富士通は5月25日、同社製のNTTドコモ2009年夏モデル「F-09A」「F-08A」に関する商品説明会を開催し、製品の特徴や新CMの公開、今後の携帯電話事業の展開について説明が行われた。
ハイスペックな機能を持つPRIMEシリーズのF-09Aは、タッチパネルで操作が可能なフルワイドVGA(480×960ピクセル)表示の3.4インチディスプレイを搭載したモデル。コンシューマ向けでは「F906i」以来となる“ヨコモーション”を採用した。
STYLEシリーズのF-08Aは、携帯電話では世界初となるIPX8準拠の防水性能を装備した折りたたみ端末。これまでの防水ケータイはIPX5/IPX7準拠であり、最低3分間あらゆる方向から水流を当てても電話として機能することに加え、水深1メートルに約30分間沈められても電話として機能することが求められた。IPX8はさらにレベルが上がり、水深1.5メートルに約30分間放置しても正常に使え、また水中でもカメラ撮影が行えることを意味している。さらに、身体活動量を感知する活動量計や、脈拍を簡単に計測できる「パルスチェッカー」などの機能を搭載し、ケータイで健康をサポートするという。

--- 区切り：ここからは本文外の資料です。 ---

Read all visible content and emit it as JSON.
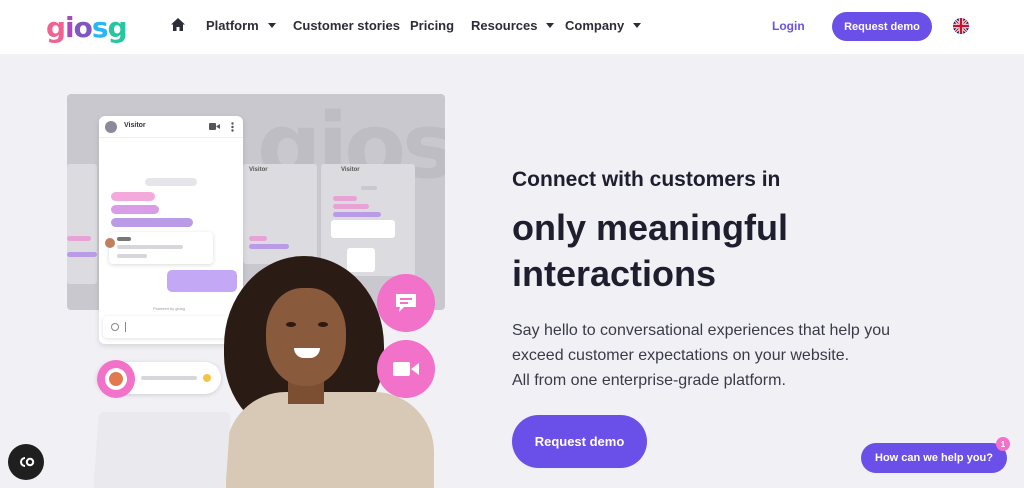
{
  "header": {
    "logo_letters": [
      "g",
      "i",
      "o",
      "s",
      "g"
    ],
    "nav": [
      {
        "label": "Platform",
        "dropdown": true
      },
      {
        "label": "Customer stories",
        "dropdown": false
      },
      {
        "label": "Pricing",
        "dropdown": false
      },
      {
        "label": "Resources",
        "dropdown": true
      },
      {
        "label": "Company",
        "dropdown": true
      }
    ],
    "login_label": "Login",
    "request_demo_label": "Request demo",
    "language_icon": "uk-flag-icon"
  },
  "hero": {
    "heading_small": "Connect with customers in",
    "heading_big_line1": "only meaningful",
    "heading_big_line2": "interactions",
    "paragraph_line1": "Say hello to conversational experiences that help you",
    "paragraph_line2": "exceed customer expectations on your website.",
    "paragraph_line3": "All from one enterprise-grade platform.",
    "cta_label": "Request demo"
  },
  "illustration": {
    "chat_title": "Visitor",
    "mini_chat_title_1": "Visitor",
    "mini_chat_title_2": "Visitor",
    "powered_by": "Powered by giosg",
    "watermark": "giosg"
  },
  "widgets": {
    "help_label": "How can we help you?",
    "help_badge": "1",
    "cookie_icon": "cookie-settings-icon"
  },
  "colors": {
    "accent": "#6a50e8",
    "pink": "#f271c9",
    "logo_g": "#f06292",
    "logo_i": "#ab47bc",
    "logo_o": "#7e57c2",
    "logo_s": "#29b6f6",
    "logo_g2": "#26c6a1"
  }
}
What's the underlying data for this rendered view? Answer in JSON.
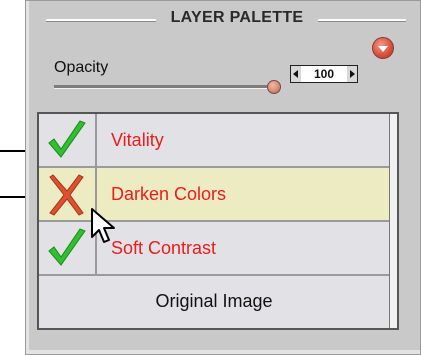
{
  "palette": {
    "title": "LAYER PALETTE"
  },
  "opacity": {
    "label": "Opacity",
    "value": "100",
    "slider_fraction": 1.0
  },
  "layers": [
    {
      "name": "Vitality",
      "state": "visible",
      "icon": "checkmark-icon"
    },
    {
      "name": "Darken Colors",
      "state": "hidden",
      "icon": "x-mark-icon",
      "selected": true
    },
    {
      "name": "Soft Contrast",
      "state": "visible",
      "icon": "checkmark-icon"
    }
  ],
  "base_layer": {
    "name": "Original Image"
  },
  "colors": {
    "layer_name": "#ec1c1c",
    "selected_row": "#ecebc2",
    "check_green": "#2fbf2f",
    "x_red": "#e0502f"
  }
}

出荷台数が軒並み前年度割れを記録した2008年度の携帯電話市場。2009年度も依然消費の冷え込みが続き、ケータイ市場は低迷するという厳しい見方が多い。しかし、富士通 モバイルフォン事業本部長 経営執行役の佐相秀幸氏は説明会の冒頭で、「本年度は最低でも昨年と同じ460万台を目標としていきたい」と、強気の意気込みを表明した。
「“市場が低迷している”といっても、携帯電話の市場規模は4000万台(1.6兆円)規模。PC市場の1.6兆円や液晶テレビ市場の1.2兆円、白物家電市場の2兆円と比較しても、決して下を向くような規模ではない。弊社もこれまで以上に頑張っていきたい」(佐相氏)
その富士通がケータイ開発のポイントとして重視するのが、「ブロードバンドリーダー」「デザイントレンドリーダー」「ユニバーサルデザイン/安心・安全・健康」という3つの考えだ。
ブロードバンドリーダーとはインターネット機能の充実であり、基地局やインフラ設備も手がける富士通にとって、もっとも得意とする分野といえる。また“携帯電話の基本機能”というユニバーサルデザインは、同社が長年手がける「らくらくフォン」シリーズのノウハウを標準的な端末にも流用するほか、健康をテーマにした機能やアプリを追加することで他メーカーとの差別化を図るという。
最後のデザインに関してはドコモの2008年冬モデルからてこ入れを行っており、佐相氏もかなりの手応えを感じているようだ。
「デザインに関して以前は、『富士通は機能はいいんだけどデザインが……』と指摘されることが多かったが、最近はそうした意見がかなり払拭されてきたと思う。今後もユーザーが手にしたくなるようなケータイを目指して、デザインに力を入れていく」(佐相氏)
これらのポイントに加えて、F-09Aには「ハイスペック×スライドヨコモーション」、F-08Aには「極上・ビューティーウォータープルーフ+erikonailコラボ」というキャッチフレーズが設定された。商品の訴求力を高めるためか、いずれも「(ユーザーが)5秒で分かることを念頭に置いた」(佐相氏)という。
高機能さや製品が持つ付加価値を短く表現するキャッチフレーズと対象に、1台の端末で使われるソフトウェアはどんどん複雑化している。佐相氏は「現在の携帯電話で使われているソフトウェアのソースコードは、だいたい700万行くらい。これは従来のコンピュータシステムよりも多い」と、ソフトウェア開発の苦労をにじませた。